The decision came in the second day of deliberations for the jury, which convicted Quintero of capital murder on May 8 in the court of state District Judge Joan Campbell.
Quintero, 34, had pleaded not guilty by reason of insanity.
In a news conference at the Houston Police Officers’ Union, Johnson’s widow, Joslyn Johnson, and other relatives shed tears as they expressed their disappointment and astonishment that Quintero didn’t receive the death penalty.
When the sentence was announced, “I was in awe. I was dumbfounded,” the widow said. “My husband’s life meant nothing, that’s what I felt.’‘
The widow, also an HPD officer, said, “We are very disappointed in the decision that the jury made. If any case ever warranted the death penalty, this certainly did.’‘
Breaking down into tears, she said, “The city lost a hero. I lost my husband.’‘
She said she didn’t agree with the jury’s decision, but wouldn’t criticize the jurors. “They showed mercy on him. He didn’t show mercy on my husband,’’ she said. “God is the ultimate judge, and if he didn’t want this decision to be made, it wasn’t going to be made.’‘
“We’re just very upset,” Lorraine Crawford, mother of Joslyn Johnson, said earlier.
“We wanted the death penalty,” Crawford said. “He had nothing but malice in his heart.”
She added that the jury did not seem to understand the difficulty of a police officer’s job.
The officer’s brother, David Johnson, was in the courtroom with his wife, Donna Mack, when the sentence was announced. He said he and his wife also had wanted to see Quintero sentenced to death.
“He shot him four times in the back, three times in the head,” Johnson said. “I can’t believe that. What’s mitigation?”
Quintero’s relatives left the courtroom without commenting. His wife appeared to be weeping as family members shielded her with their arms as she left the room.
After reading the sentence, Judge Campbell asked Quintero if he had anything to say.
He responded only, “I’m sorry.”
The slain officer’s sister, Susan Johnson, cried as she gave the only victim impact statement.

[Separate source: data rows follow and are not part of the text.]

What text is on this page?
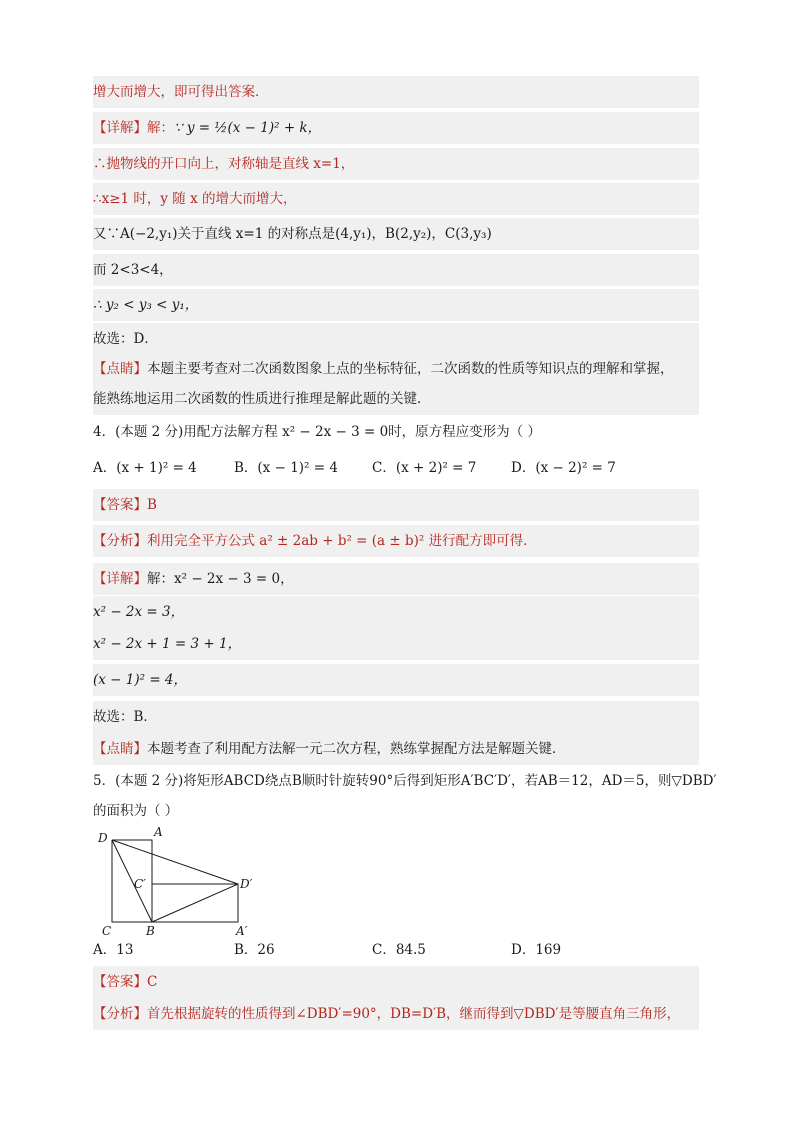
增大而增大，即可得出答案．
【详解】解：∵ y = ½(x − 1)² + k，
∴抛物线的开口向上，对称轴是直线 x=1，
∴x≥1 时，y 随 x 的增大而增大，
又∵A(−2,y₁)关于直线 x=1 的对称点是(4,y₁)，B(2,y₂)，C(3,y₃)
而 2<3<4，
∴ y₂ < y₃ < y₁，
故选：D．
【点睛】本题主要考查对二次函数图象上点的坐标特征，二次函数的性质等知识点的理解和掌握，
能熟练地运用二次函数的性质进行推理是解此题的关键．
4．(本题 2 分)用配方法解方程 x² − 2x − 3 = 0时，原方程应变形为（ ）
A．(x + 1)² = 4	B．(x − 1)² = 4	C．(x + 2)² = 7	D．(x − 2)² = 7
【答案】B
【分析】利用完全平方公式 a² ± 2ab + b² = (a ± b)² 进行配方即可得．
【详解】解：x² − 2x − 3 = 0，
x² − 2x = 3，
x² − 2x + 1 = 3 + 1，
(x − 1)² = 4，
故选：B．
【点睛】本题考查了利用配方法解一元二次方程，熟练掌握配方法是解题关键．
5．(本题 2 分)将矩形ABCD绕点B顺时针旋转90°后得到矩形A′BC′D′，若AB＝12，AD＝5，则▽DBD′
的面积为（ ）
D	A
C′	D′
C	B	A′
A．13	B．26	C．84.5	D．169
【答案】C
【分析】首先根据旋转的性质得到∠DBD′=90°，DB=D′B，继而得到▽DBD′是等腰直角三角形，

She read, many times in an angry tone, from a piece of paper.
“You are a murderer, plain and simple,” she told Quintero while staring at him.

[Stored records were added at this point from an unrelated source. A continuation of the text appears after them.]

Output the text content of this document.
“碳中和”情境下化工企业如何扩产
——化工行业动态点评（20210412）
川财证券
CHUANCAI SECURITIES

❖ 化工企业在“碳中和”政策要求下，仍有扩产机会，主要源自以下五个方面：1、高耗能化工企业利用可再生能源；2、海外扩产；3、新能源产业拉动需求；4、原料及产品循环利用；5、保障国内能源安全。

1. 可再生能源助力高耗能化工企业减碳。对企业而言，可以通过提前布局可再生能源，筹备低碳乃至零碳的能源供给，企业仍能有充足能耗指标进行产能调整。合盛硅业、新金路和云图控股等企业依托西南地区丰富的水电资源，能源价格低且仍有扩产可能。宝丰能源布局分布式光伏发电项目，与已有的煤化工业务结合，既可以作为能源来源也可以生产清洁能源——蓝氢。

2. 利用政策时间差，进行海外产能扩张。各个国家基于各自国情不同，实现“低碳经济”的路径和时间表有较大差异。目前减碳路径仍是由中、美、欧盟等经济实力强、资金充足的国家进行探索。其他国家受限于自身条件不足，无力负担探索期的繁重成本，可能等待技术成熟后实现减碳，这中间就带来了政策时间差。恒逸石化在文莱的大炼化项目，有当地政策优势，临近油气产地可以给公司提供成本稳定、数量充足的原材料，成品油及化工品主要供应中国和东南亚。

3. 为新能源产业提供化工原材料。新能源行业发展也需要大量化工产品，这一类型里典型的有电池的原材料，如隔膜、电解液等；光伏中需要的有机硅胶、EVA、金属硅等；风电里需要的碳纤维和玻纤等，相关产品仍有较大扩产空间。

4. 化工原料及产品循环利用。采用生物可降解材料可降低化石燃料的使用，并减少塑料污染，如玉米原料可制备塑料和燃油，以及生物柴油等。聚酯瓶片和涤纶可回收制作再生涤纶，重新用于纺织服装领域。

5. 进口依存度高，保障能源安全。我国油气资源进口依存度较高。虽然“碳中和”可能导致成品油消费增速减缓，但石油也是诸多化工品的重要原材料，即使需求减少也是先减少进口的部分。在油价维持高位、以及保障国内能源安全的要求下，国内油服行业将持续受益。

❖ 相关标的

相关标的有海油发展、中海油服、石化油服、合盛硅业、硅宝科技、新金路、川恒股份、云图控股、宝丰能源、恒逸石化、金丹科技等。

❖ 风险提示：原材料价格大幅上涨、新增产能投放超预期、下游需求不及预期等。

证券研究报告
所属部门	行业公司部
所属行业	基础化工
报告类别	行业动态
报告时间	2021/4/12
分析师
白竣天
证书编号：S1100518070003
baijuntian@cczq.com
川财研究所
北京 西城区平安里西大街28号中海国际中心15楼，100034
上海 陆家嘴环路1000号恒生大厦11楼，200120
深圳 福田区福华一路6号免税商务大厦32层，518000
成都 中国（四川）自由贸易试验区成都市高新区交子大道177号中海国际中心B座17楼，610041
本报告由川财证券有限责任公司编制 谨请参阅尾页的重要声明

Johnson was on the stand for about five minutes. Quintero showed no emotion, and for a moment looked down. The judge then admonished him and told him to look at Johnson while she spoke.
Johnson belittled the defense team, looking at them and saying they had manipulated the system, especially with the insanity defense.
She thanked the jurors, some of whom wept while she was reading her statement.
Juror speaks out
Most of the jurors chose not to comment after the trial ended. One, however, acknowledged that she wept during Susan Johnson’s statement.
“I was torn up. I was crying,” said Tiffany Moore, a 38-year-old marketing director from Houston.
“I still feel we came to the right decision,” she said. “We could never bring Rodney back. I feel very sad for the family, losing a loved one.”
Moore said the entire trial was “a very difficult process.”
“I had no idea what I was going into,” she said. “I’m happy with the decision. It was very tense. There was a lot of discussion.”
Moore added that the guilt-innocence phase of the trial had been less difficult for the panel. Even so, she said, she went home and slept for almost a full day after the jury found Quintero guilty on May 8.
Now that the trial is over, she said, she was considering going to work rather than home, because she had fallen so far behind.